Whether you sell products or services, there are plenty of lessons to be gleaned from this peculiar and self-inflicted corporate crisis, so grab your pen and take notes as we explore the risks associated with attempting to take legal action against online reviewers.
Count the costs
A happy and satisfied customer is priceless, and smart business organizations know that. Before creating barriers to customer satisfaction with the goal of reducing losses, it is essential to see the big picture.
The moment a customer calls with a complaint or concern, costs associated with relationship management begin to accrue. Many call centers that specialize in customer care and resolution report an average cost per hour to operate of about $100. So each minute a company fails to provide a satisfying resolution to the customer costs money.
This money comes directly from profit and it should always be perceived that way. Customer care culture should be permeated with a consciousness of cost associated with customer care and resolution. By the time Mediabridge decided to involve its in-house counsel, it had probably already spent significant time and money in payroll to put barriers that hindered the customer from receiving a full refund for their product.
Furthermore, the engagement associated with the escalation to Mediabridge corporate management and the involvement of its attorney can be estimated in the thousands. After all, even if in-house counsel are a fixed payroll expense, their time is not free and should be used for matters that protect the organization from legal entanglements, instead of causing additional friction and engaging in a way that presents significant risk to the company’s public relations status and brand image. Loss mitigation is about dealing with a situation in way that protects the brand with expedience and customer focus.
Don’t be a bully
As access to wider audiences via the Internet has become democratized, the risks associated with corporate bullying of the little guy have increased exponentially. Looking back at the Mediabridge crisis, the most important lesson to be gleaned is to assume that every customer has the potential of sharing any and all written communications with a brand via a social outlet.
When you write to a customer, whether it is a response to a review or, in this case, a letter, assume you are writing to a wider audience full of individuals that stand a high probability of taking the side of the little guy.
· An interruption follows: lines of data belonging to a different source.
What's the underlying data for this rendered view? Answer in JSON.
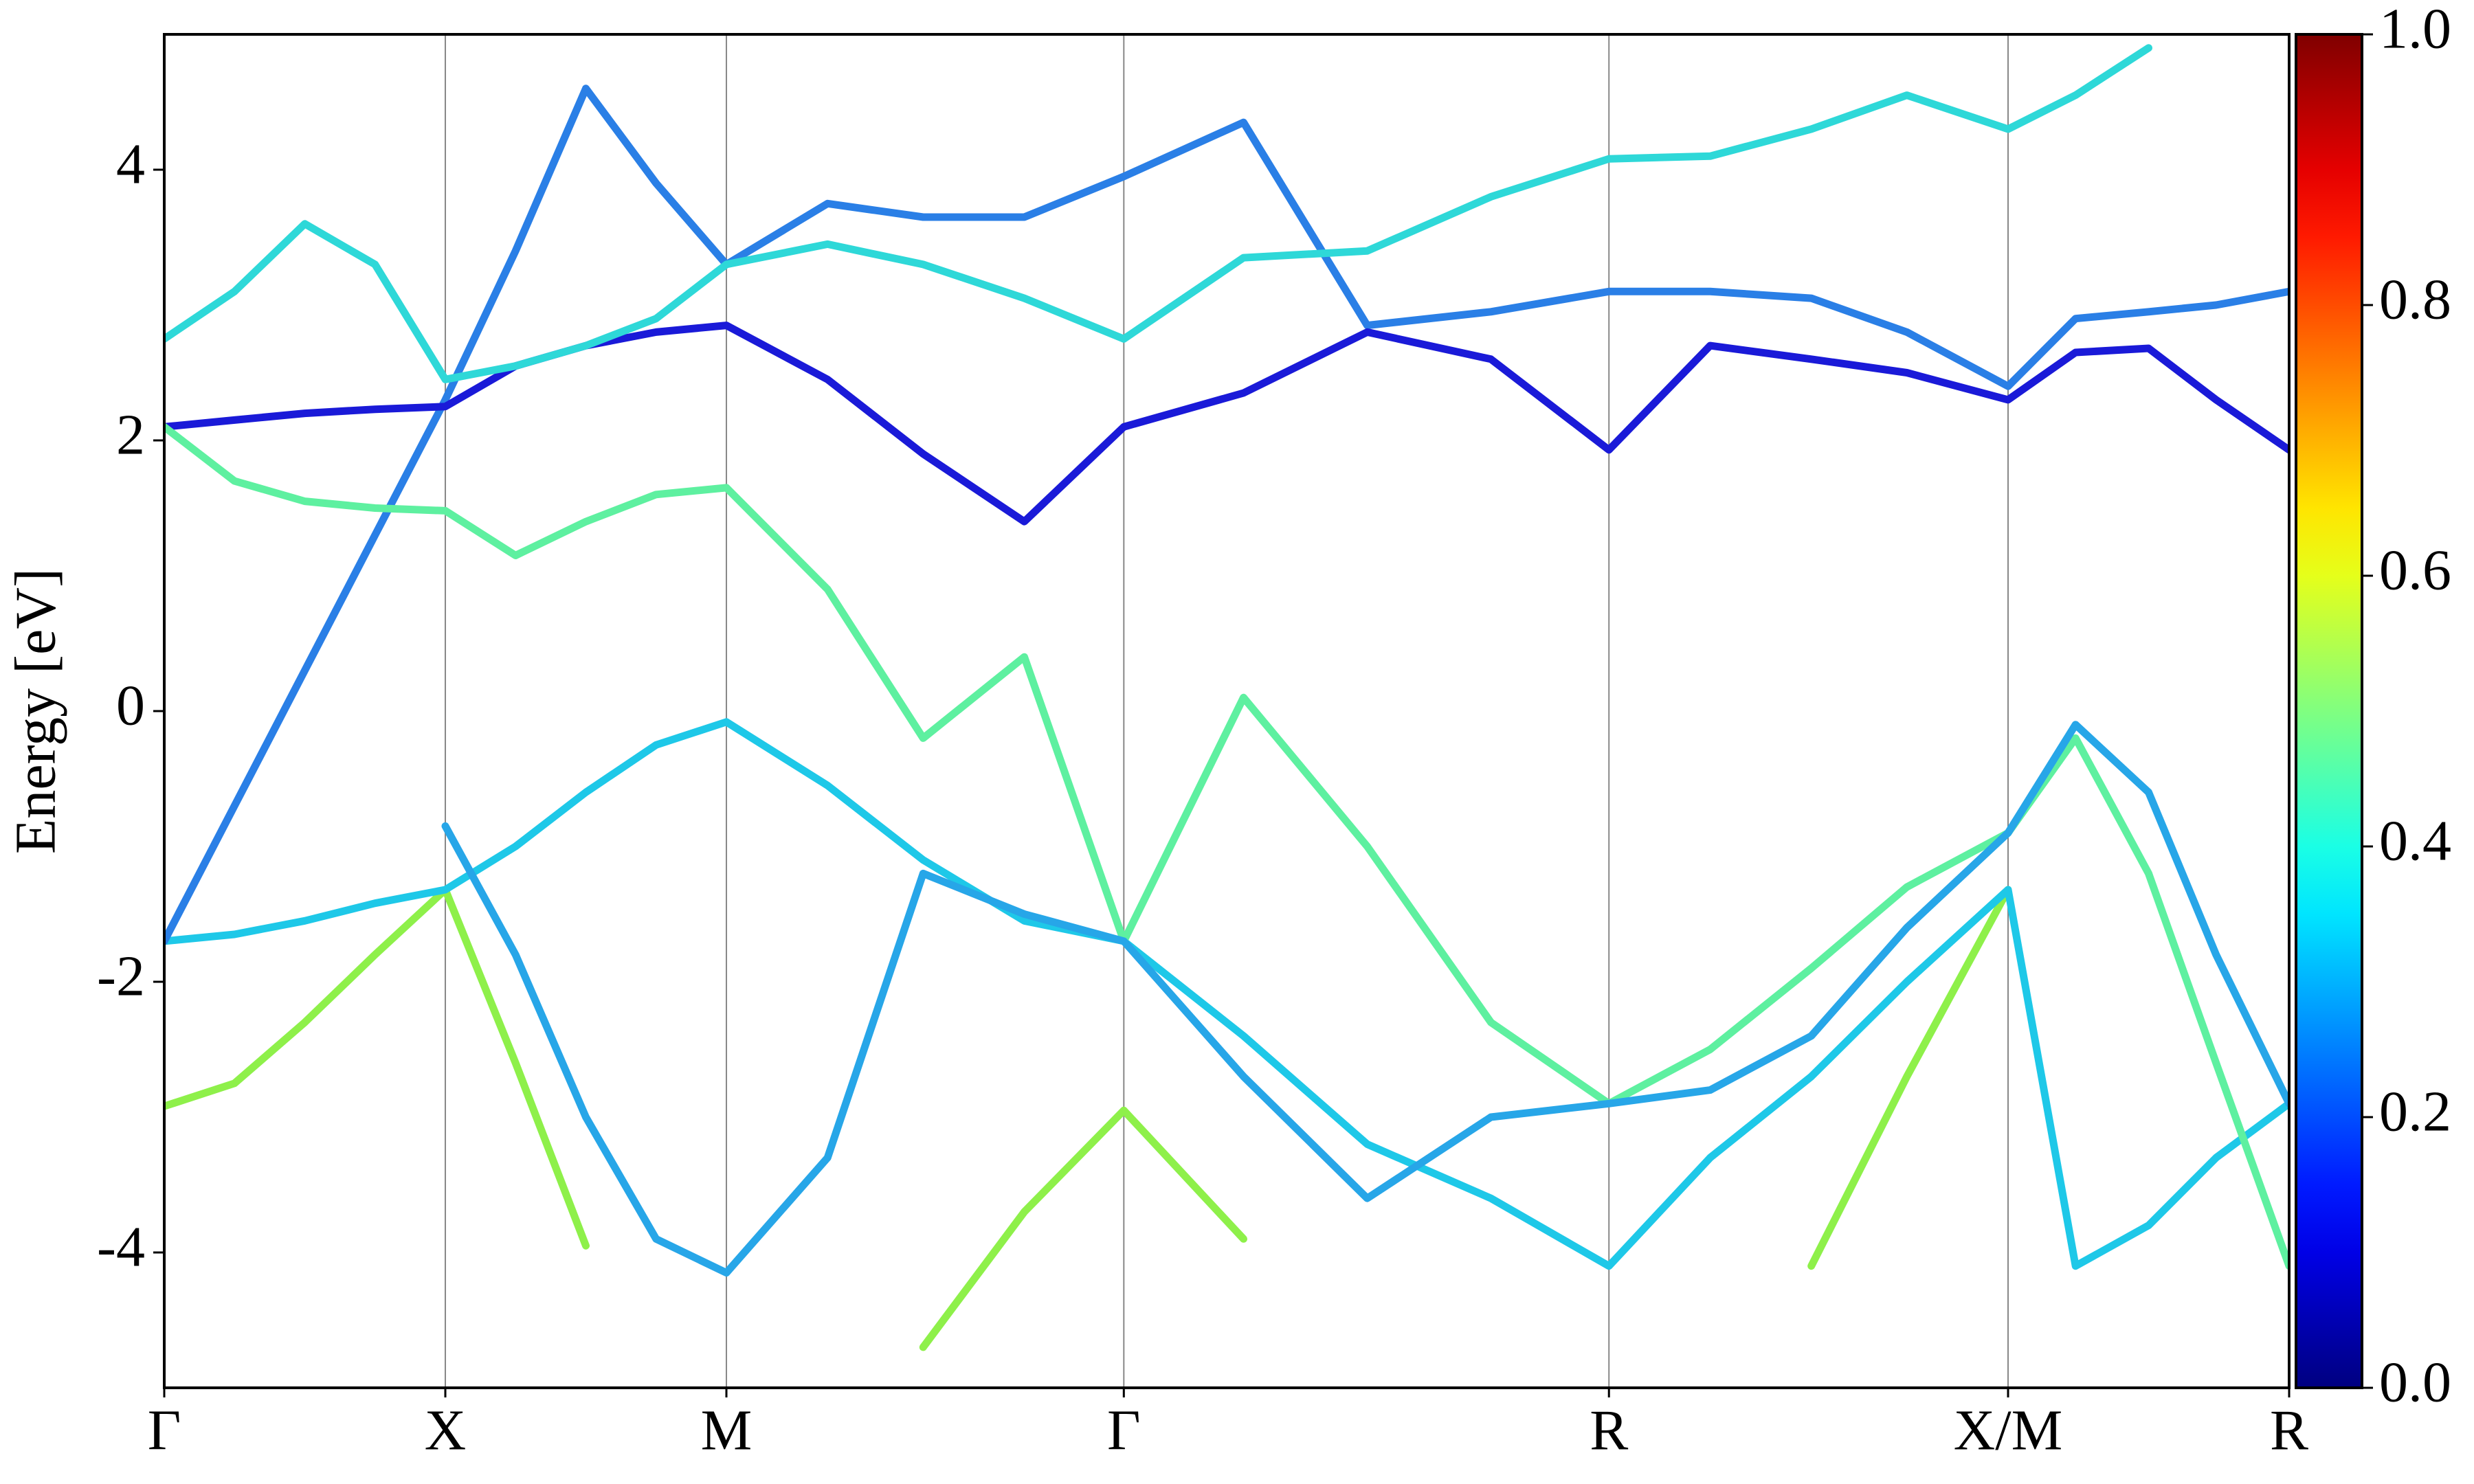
{
  "chart_data": {
    "type": "line",
    "ylabel": "Energy [eV]",
    "xlim": [
      0,
      3.78
    ],
    "xticks": [
      {
        "value": 0,
        "label": "Γ"
      },
      {
        "value": 0.5,
        "label": "X"
      },
      {
        "value": 1.0,
        "label": "M"
      },
      {
        "value": 1.707,
        "label": "Γ"
      },
      {
        "value": 2.57,
        "label": "R"
      },
      {
        "value": 3.28,
        "label": "X/M"
      },
      {
        "value": 3.78,
        "label": "R"
      }
    ],
    "ylim": [
      -5,
      5
    ],
    "yticks": [
      -4,
      -2,
      0,
      2,
      4
    ],
    "grid": "x",
    "x": [
      0,
      0.125,
      0.25,
      0.375,
      0.5,
      0.625,
      0.75,
      0.875,
      1.0,
      1.18,
      1.35,
      1.53,
      1.707,
      1.92,
      2.14,
      2.36,
      2.57,
      2.75,
      2.93,
      3.1,
      3.28,
      3.4,
      3.53,
      3.65,
      3.78
    ],
    "series": [
      {
        "color": "#8ef04a",
        "values": [
          -2.92,
          -2.75,
          -2.3,
          -1.8,
          -1.32,
          -2.6,
          -3.95,
          null,
          null,
          null,
          -4.7,
          -3.7,
          -2.95,
          -3.9,
          null,
          null,
          null,
          null,
          -4.1,
          -2.7,
          -1.32,
          null,
          null,
          null,
          null
        ]
      },
      {
        "color": "#1ec8e8",
        "values": [
          -1.7,
          -1.65,
          -1.55,
          -1.42,
          -1.32,
          -1.0,
          -0.6,
          -0.25,
          -0.08,
          -0.55,
          -1.1,
          -1.55,
          -1.7,
          -2.4,
          -3.2,
          -3.6,
          -4.1,
          -3.3,
          -2.7,
          -2.0,
          -1.32,
          -4.1,
          -3.8,
          -3.3,
          -2.9
        ]
      },
      {
        "color": "#2a7fe6",
        "values": [
          -1.7,
          -0.7,
          0.3,
          1.3,
          2.3,
          3.4,
          4.6,
          3.9,
          3.3,
          3.75,
          3.65,
          3.65,
          3.95,
          4.35,
          2.85,
          2.95,
          3.1,
          3.1,
          3.05,
          2.8,
          2.4,
          2.9,
          2.95,
          3.0,
          3.1
        ]
      },
      {
        "color": "#1a1ad8",
        "values": [
          2.1,
          2.15,
          2.2,
          2.23,
          2.25,
          2.55,
          2.7,
          2.8,
          2.85,
          2.45,
          1.9,
          1.4,
          2.1,
          2.35,
          2.8,
          2.6,
          1.93,
          2.7,
          2.6,
          2.5,
          2.3,
          2.65,
          2.68,
          2.3,
          1.93
        ]
      },
      {
        "color": "#2ed8d8",
        "values": [
          2.75,
          3.1,
          3.6,
          3.3,
          2.45,
          2.55,
          2.7,
          2.9,
          3.3,
          3.45,
          3.3,
          3.05,
          2.75,
          3.35,
          3.4,
          3.8,
          4.08,
          4.1,
          4.3,
          4.55,
          4.3,
          4.55,
          4.9,
          null,
          null
        ]
      },
      {
        "color": "#5ef0a0",
        "values": [
          2.1,
          1.7,
          1.55,
          1.5,
          1.48,
          1.15,
          1.4,
          1.6,
          1.65,
          0.9,
          -0.2,
          0.4,
          -1.7,
          0.1,
          -1.0,
          -2.3,
          -2.9,
          -2.5,
          -1.9,
          -1.3,
          -0.9,
          -0.2,
          -1.2,
          -2.6,
          -4.1
        ]
      },
      {
        "color": "#27a6e8",
        "values": [
          null,
          null,
          null,
          null,
          -0.85,
          -1.8,
          -3.0,
          -3.9,
          -4.15,
          -3.3,
          -1.2,
          -1.5,
          -1.7,
          -2.7,
          -3.6,
          -3.0,
          -2.9,
          -2.8,
          -2.4,
          -1.6,
          -0.9,
          -0.1,
          -0.6,
          -1.8,
          -2.9
        ]
      }
    ],
    "colorbar": {
      "colormap": "jet",
      "clim": [
        0,
        1
      ],
      "ticks": [
        {
          "value": 0,
          "label": "0.0"
        },
        0.2,
        0.4,
        0.6,
        0.8,
        {
          "value": 1,
          "label": "1.0"
        }
      ]
    }
  }
}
There are no good examples of the bully strategy ever helping to build up a brand. Let your online words be gentle. Your company deserves it, the customer raising a concern deserves it, and all future customers will make choices based on it.
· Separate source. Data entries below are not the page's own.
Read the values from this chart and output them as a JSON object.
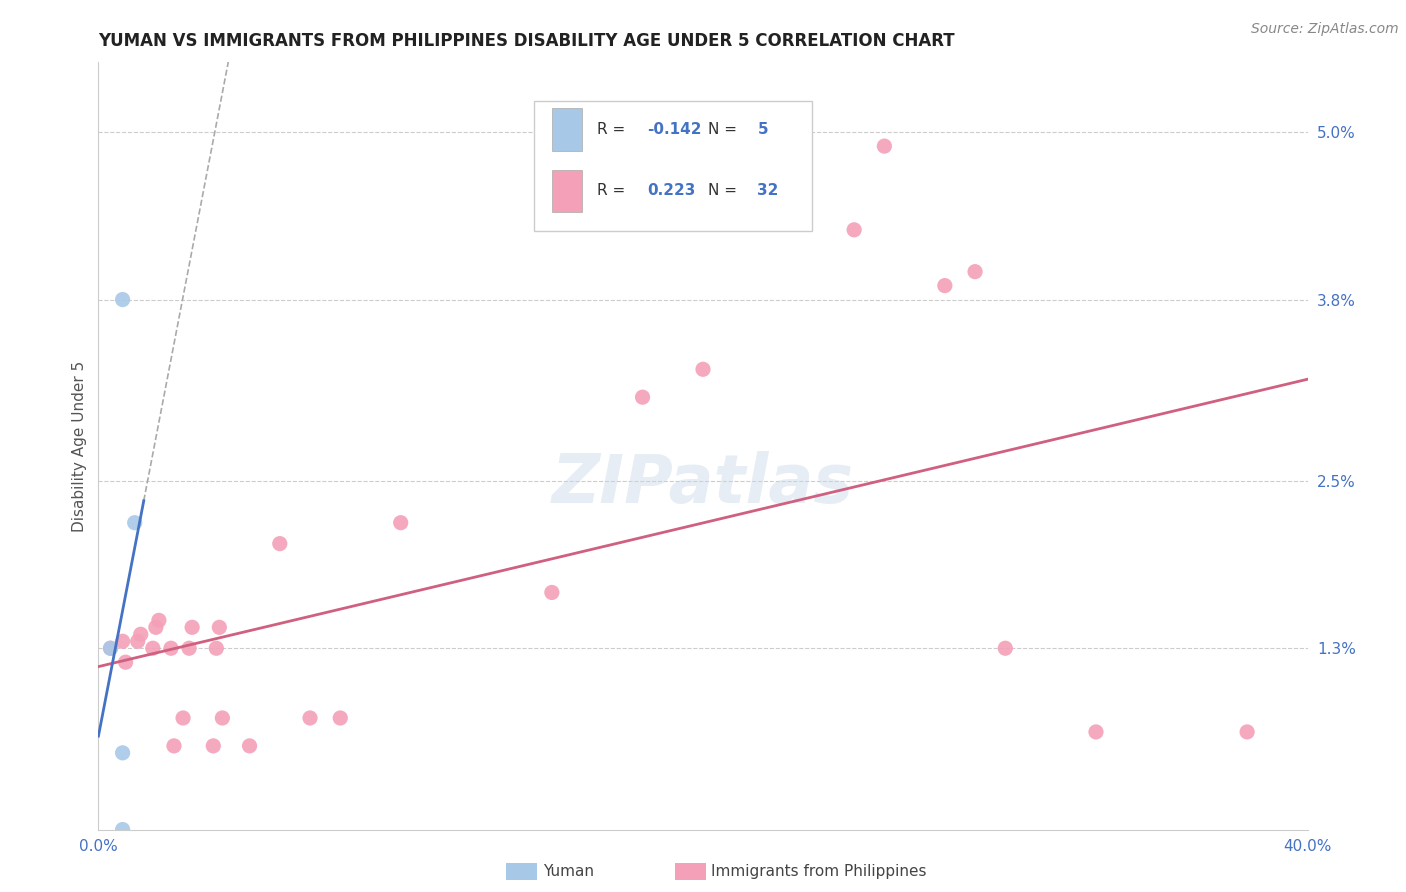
{
  "title": "YUMAN VS IMMIGRANTS FROM PHILIPPINES DISABILITY AGE UNDER 5 CORRELATION CHART",
  "source": "Source: ZipAtlas.com",
  "ylabel": "Disability Age Under 5",
  "xmin": 0.0,
  "xmax": 0.4,
  "ymin": 0.0,
  "ymax": 0.055,
  "yticks": [
    0.013,
    0.025,
    0.038,
    0.05
  ],
  "ytick_labels": [
    "1.3%",
    "2.5%",
    "3.8%",
    "5.0%"
  ],
  "xticks": [
    0.0,
    0.1,
    0.2,
    0.3,
    0.4
  ],
  "xtick_labels": [
    "0.0%",
    "",
    "",
    "",
    "40.0%"
  ],
  "r_yuman": -0.142,
  "n_yuman": 5,
  "r_philippines": 0.223,
  "n_philippines": 32,
  "color_yuman": "#a8c8e8",
  "color_yuman_line": "#4472c4",
  "color_philippines": "#f4a0b8",
  "color_philippines_line": "#d06080",
  "color_dashed": "#aaaaaa",
  "background_color": "#ffffff",
  "watermark": "ZIPatlas",
  "yuman_points": [
    [
      0.008,
      0.038
    ],
    [
      0.012,
      0.022
    ],
    [
      0.008,
      0.0055
    ],
    [
      0.008,
      0.0
    ],
    [
      0.004,
      0.013
    ]
  ],
  "philippines_points": [
    [
      0.004,
      0.013
    ],
    [
      0.008,
      0.0135
    ],
    [
      0.009,
      0.012
    ],
    [
      0.013,
      0.0135
    ],
    [
      0.014,
      0.014
    ],
    [
      0.018,
      0.013
    ],
    [
      0.019,
      0.0145
    ],
    [
      0.02,
      0.015
    ],
    [
      0.024,
      0.013
    ],
    [
      0.025,
      0.006
    ],
    [
      0.028,
      0.008
    ],
    [
      0.03,
      0.013
    ],
    [
      0.031,
      0.0145
    ],
    [
      0.038,
      0.006
    ],
    [
      0.039,
      0.013
    ],
    [
      0.04,
      0.0145
    ],
    [
      0.041,
      0.008
    ],
    [
      0.05,
      0.006
    ],
    [
      0.06,
      0.0205
    ],
    [
      0.07,
      0.008
    ],
    [
      0.08,
      0.008
    ],
    [
      0.1,
      0.022
    ],
    [
      0.15,
      0.017
    ],
    [
      0.18,
      0.031
    ],
    [
      0.2,
      0.033
    ],
    [
      0.25,
      0.043
    ],
    [
      0.26,
      0.049
    ],
    [
      0.28,
      0.039
    ],
    [
      0.29,
      0.04
    ],
    [
      0.3,
      0.013
    ],
    [
      0.33,
      0.007
    ],
    [
      0.38,
      0.007
    ]
  ],
  "title_fontsize": 12,
  "axis_label_fontsize": 11,
  "tick_fontsize": 11,
  "legend_fontsize": 11,
  "source_fontsize": 10
}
Customer care is about caring
When it comes to responding to online reviews, the main goal of smart businesses is to prioritize customer satisfaction over the perception of the “fairness” of the review.
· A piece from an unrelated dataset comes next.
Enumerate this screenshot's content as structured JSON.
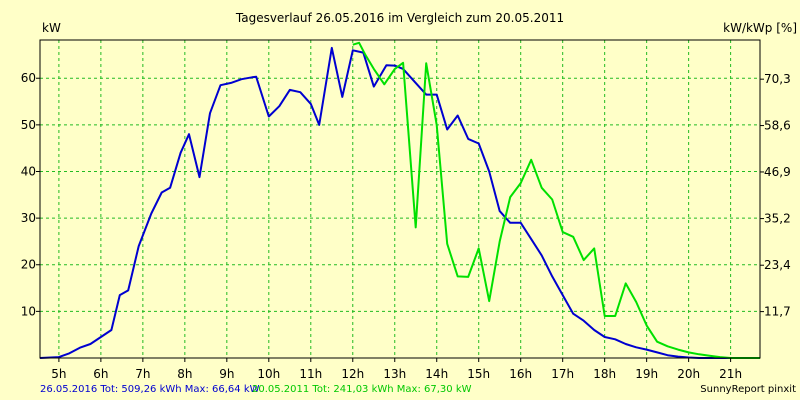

In a negative review, the customer’s narrative is their version of the story and, in their eyes and mind, that version is both true and fair. Before drafting a response or deciding how to deal with the issue, make it your goal to see the complaint from their perspective and provide a response that shows you care for the individual as well as the issue.
A long-term customer care strategy, especially as it relates to online review responses and online engagement, is best executed when the company or business chooses to care for each customer in a way that is individualized and sensitive to the reach of their words and actions.